In this embodiment, the super-reference selection method in T6 is grid search, random search, and bayesian search.
After the model deployment is completed, a series of experiments are performed by using a click rate estimation model 100(Deep & Attention Cross Network, DACN) based on feature representation under the Attention mechanism of the invention, wherein a programming environment used when an Attention Cross Network (ACN) in the click rate estimation model 100 is realized is Pycharm, and the version of Python is 3.6. The running environment of the experiment is Core i7 CPU, 32GB memory and Linux operating system. The data set for the experiment was from real click data of Criteo Lab and movie reviews data of MovieLens. Model evaluation was performed using two indices: AUC and Logloss, which evaluate the performance of the model from different levels.
Experiments compare a novel characteristic Cross Network DACN (Deep & Attention Cross Network) which realizes the combination of explicit type and implicit type, namely the invention, with LR (logical regression), DNN, FM (differentiation mechanisms), Wide & Deep, DCN (Deep & Cross Network) and Deep FM. As mentioned above, these models are currently the mainstream and industry-validated click-through rate prediction models. Since DACN aims at extracting feature combinations through models, we will not perform any artificial feature engineering on the original features as control variables.
DACN is implemented herein on TensorFlow. Performing data normalization on the dense features using a logarithmic transformation; for class type features, the features are embedded into a length of 6 × dimension1/4In dense vectors of (c); using an Adam optimizer, a Mini-Batch stochastic gradient descent is employed, with Batch size set to 512 and the DNN network setting Batch normalization. For the comparative model, the parameter settings in PNN for FNN and PNN were followed. The DNN module is provided with Dropout of 0.5, the network structure is set as 400-400, the optimization algorithm adopts Mini-batch gradient descent based on Adam, the activation function uniformly uses Relu, the embedding dimension of FM is set as 10, and the rest of the model is set to be consistent with DACN.
FIG. 7 is a graph showing the comparison result of a single model in the embodiment of the present invention.
The effect of explicitly combined features on overall model predictive performance under the attention mechanism was first validated. In the comparison model, FM explicit measurement 2-order feature interaction, DNN modeling implicit high-order feature interaction, Cross Network modeling explicit high-order feature interaction, and ACN modeling explicit feature interaction and self-contained feature screening. Wherein each single model is represented in fig. 7 in two public data sets.
Experiments show that the ACN provided by the invention is always superior to other comparative models. As a conclusion, on the one hand, for practical datasets, high order interactions on sparse features are necessary, as evidenced by the clear superiority of DNN, Cross Network and ACN over FM on both datasets; on the other hand, the ACN is an optimal individual model, and the effectiveness of the ACN in modeling the interaction of the explicit high-order features is verified.

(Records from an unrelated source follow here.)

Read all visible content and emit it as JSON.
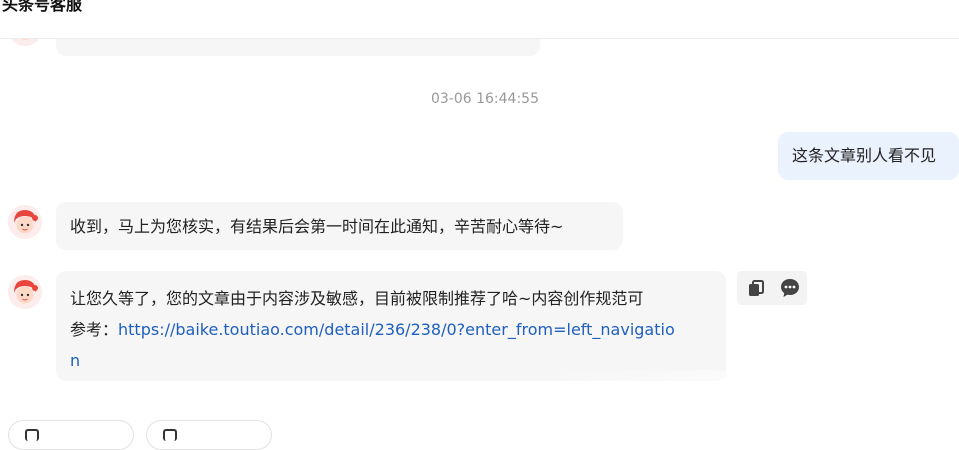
{
  "header": {
    "title": "头条号客服"
  },
  "messages": {
    "partial_top": {
      "text": ""
    },
    "timestamp": "03-06 16:44:55",
    "user_msg": {
      "text": "这条文章别人看不见"
    },
    "reply1": {
      "text": "收到，马上为您核实，有结果后会第一时间在此通知，辛苦耐心等待~"
    },
    "reply2": {
      "line1": "让您久等了，您的文章由于内容涉及敏感，目前被限制推荐了哈~内容创作规范可",
      "line2_prefix": "参考：",
      "link_part1": "https://baike.toutiao.com/detail/236/238/0?enter_from=left_navigatio",
      "link_part2": "n"
    }
  },
  "icons": {
    "avatar": "cartoon-girl-avatar-icon",
    "copy": "copy-icon",
    "comment": "comment-dots-icon"
  },
  "colors": {
    "incoming_bubble": "#f6f6f6",
    "outgoing_bubble": "#eaf2fe",
    "link": "#1f5fbf",
    "timestamp": "#999999"
  }
}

FIG. 8 is a diagram illustrating the comparison result of the integrated model in the embodiment of the present invention
DACN integrates ACN and DNN into a peer-to-peer network architecture. The ACN is used for explicit combined feature extraction and screening, the DNN is used for implicit combined feature extraction, and feature characterization is performed to the greatest extent through parallel connection of the ACN and the DNN. The performances of the DACN and the current mainstream click rate prediction model on the two public data sets are compared, and the experimental result is as shown in fig. 8.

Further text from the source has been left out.